Fractal Design Meshify S2 Review
Published: 23rd January 2019 | Source: Fractal Design | Price: £139.99 |
The Build and Cooling
The S2 will accommodate ATX, as well as M-ITX and M-ATX, and even up to E-ATX (285mm wide) For the greater part though, it's the ATX board that's going to be mounted in here, and by-ek does it sit well. Gone are the days when the area anterior to the motherboard would be dominated by rack upon rack of 3.5" drive bays, today, that area is kept clear for awesome radage and/or massive GPUs. (give or take the odd cylindrical reservoir)
Our good old Havok 120 is simply dwarfed by the S2 which is able to accommodate coolers up to 185mm in height, which in simple terms, with a few exceptions, means pretty much any tower air cooler on the market today.
Air cooling though is not what this case is about. It may well be able to accept 3x120mm or 3x140mm fans in the roof, as well as 3x120mm or 3x140mm fans in the front.
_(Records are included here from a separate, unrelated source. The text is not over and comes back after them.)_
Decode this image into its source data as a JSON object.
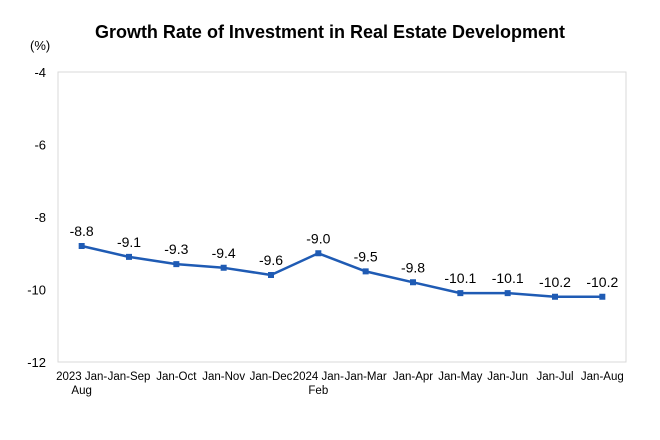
{
  "chart_data": {
    "type": "line",
    "title": "Growth Rate of Investment in Real Estate Development",
    "ylabel": "(%)",
    "ylim": [
      -12,
      -4
    ],
    "yticks": [
      "-4",
      "-6",
      "-8",
      "-10",
      "-12"
    ],
    "categories": [
      [
        "2023 Jan-",
        "Aug"
      ],
      [
        "Jan-Sep"
      ],
      [
        "Jan-Oct"
      ],
      [
        "Jan-Nov"
      ],
      [
        "Jan-Dec"
      ],
      [
        "2024 Jan-",
        "Feb"
      ],
      [
        "Jan-Mar"
      ],
      [
        "Jan-Apr"
      ],
      [
        "Jan-May"
      ],
      [
        "Jan-Jun"
      ],
      [
        "Jan-Jul"
      ],
      [
        "Jan-Aug"
      ]
    ],
    "series": [
      {
        "values": [
          -8.8,
          -9.1,
          -9.3,
          -9.4,
          -9.6,
          -9.0,
          -9.5,
          -9.8,
          -10.1,
          -10.1,
          -10.2,
          -10.2
        ],
        "labels": [
          "-8.8",
          "-9.1",
          "-9.3",
          "-9.4",
          "-9.6",
          "-9.0",
          "-9.5",
          "-9.8",
          "-10.1",
          "-10.1",
          "-10.2",
          "-10.2"
        ]
      }
    ],
    "grid": false,
    "line_color": "#1f5bb4"
  }
}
Add to that a pair of 120mm or 140mm fans in the base and it's obvious that if you want to air cool, the S2 has your back. What we really want to know is what this case can do for us with regards to water cooling. Well, a quick glimpse of the instruction book tells us that the case will take anything up to a 360/420mm in the roof, and 280/360 in the front. What it doesn't tell us though is what sort of tolerances we're dealing with. For example, in the image below, we can see that in the roof of the case there's a mere 30mm of clearance between the top of the motherboard and the roof of the case. All is not lost though.
What we have here is a 57mm tolerance between the case body and the inner most line of radiator mounts. Now these could be used for either 120mm or 140mm based rads, but if you want to get the best out of the roof space we recommend you go for a 120mm solution up here, as the tolerances are much more forgiving.
Turning our attention to the front of the case we can see that there's a total of 200mm between the anterior case edge and the motherboard. If, however, we're serious about sticking a radiator here, the measurement we're going to be more interested in is the 150mm or so we have before we encounter the ATX cable or GPU cable. To be honest, 150mm is more than enough for even the most monster rads in a push/pull configuration.
To put the amount of room available at the front of the case into perspective, what we have here is a 40mm thick rad on 25mm thick fans. We think you'll agree that there's plenty of room to play with here.
As much as you can get large rads up into the roof of the S2, there are certain caveats. For starters, you're going to need to stick to standard height RAM, as anything more than 45mm over the height of the motherboard is going to cause conflicts with the desired cooling system. All is not lost though if you stick to 120mm rad solutions, and mount on the outer rail as can be seen below. In reality, if you're looking for ultimate water cooling we recommend a single thick rad in the front. If you absolutely have to have two rads then a thick rad in the front and perhaps a smaller 240mm rad in the roof. As always, we would be more concerned with regards to aesthetics as much anything else.